Cases were originally concentrated in London, the Midlands and the North West, but Wales and parts of Scotland and the North East of England have also seen a high proportions of cases.
Testing now available to more people
The UK exceeded its target to increase testing capacity to 200,000 a day by the end of May.
However, the UK Statistics Authority has criticised how the data has been presented, saying the aim appeared to be to show “the largest possible number of tests, even at the expense of understanding”.
Health Secretary Matt Hancock has said he would look at ways the information could be “improved”.
The government announced there were 93,881 tests processed or posted in the 24 hours to 09:00 on Monday. This figure does not represent the number of people tested, as some are tested more than once.

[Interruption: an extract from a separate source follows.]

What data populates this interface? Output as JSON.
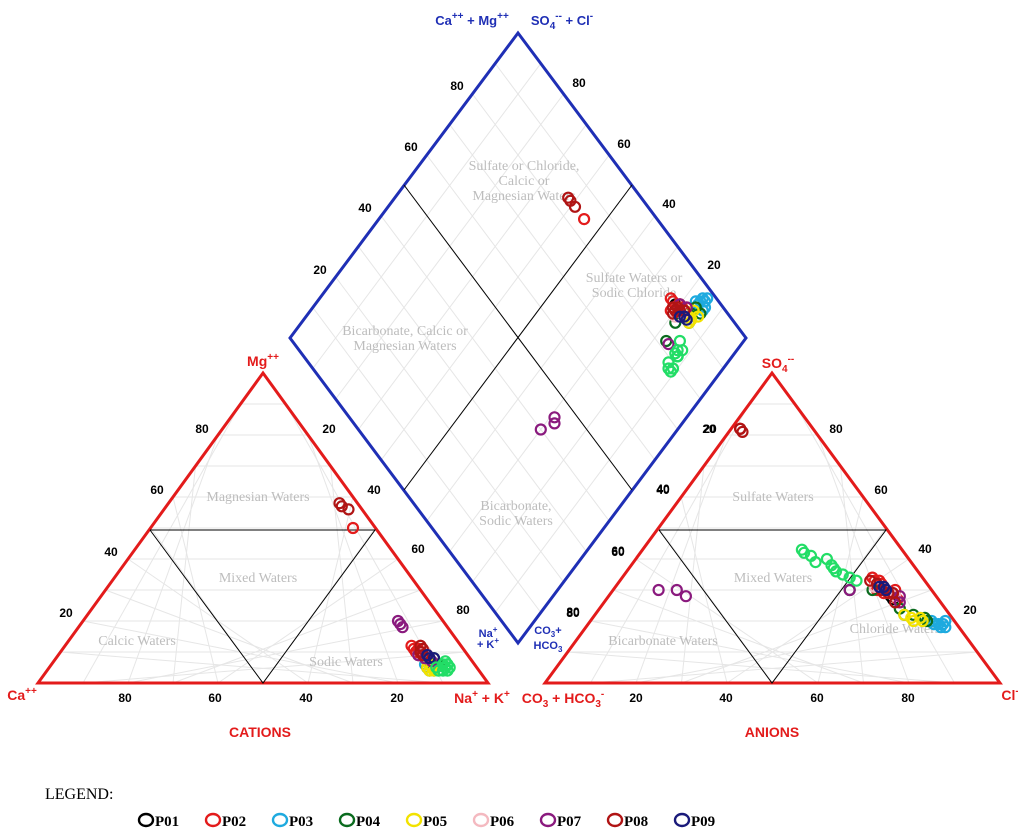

At least two million people have been tested for coronavirus in the UK – but the government has been unable to provide an updated figure for the total number of people tested since 22 May.
- Why we don’t know how many people are being tested
- Can I get tested?
Who is most at risk from coronavirus?
Most recorded coronavirus deaths have been among the elderly, with NHS England figures showing more than half of deaths have been among people aged over 80.
The disease appears to disproportionally affect men in their 50s and 60s, and the death rate for men outstrips women across all age ranges.
People with underlying health conditions are also at greater risk regardless of age.
Research by Public Health England (PHE) has also found that people from ethnic minorities have a much higher risk of dying from coronavirus than people of white British ethnicity. But it is still not clear why – the study did not take into account occupations or obesity, which are also known to be high risk factors.
Another study found that South Asian people were the most likely to die from coronavirus after being admitted to hospital. It is the only ethnic group to have a raised risk of death in hospital, which researchers believe is partly due to high levels of diabetes.
The most deprived parts of England and Wales have been hit twice as hard by coronavirus as wealthier areas, according to the ONS. Urban areas were worse affected than rural areas and London had significantly more deaths from coronavirus per 100,000 people than any other region, when standardised for age.
Most hospitals seeing fewer coronavirus patients
The number of people in hospital with Covid-19 has been gradually declining since a peak over Easter.
On Friday, the government said the number of people in hospital with coronavirus in Great Britain had fallen to 4,006 – down from 4,687 the same time last week.
However, the picture is different across the UK’s nations and regions, with numbers falling faster in some areas than others.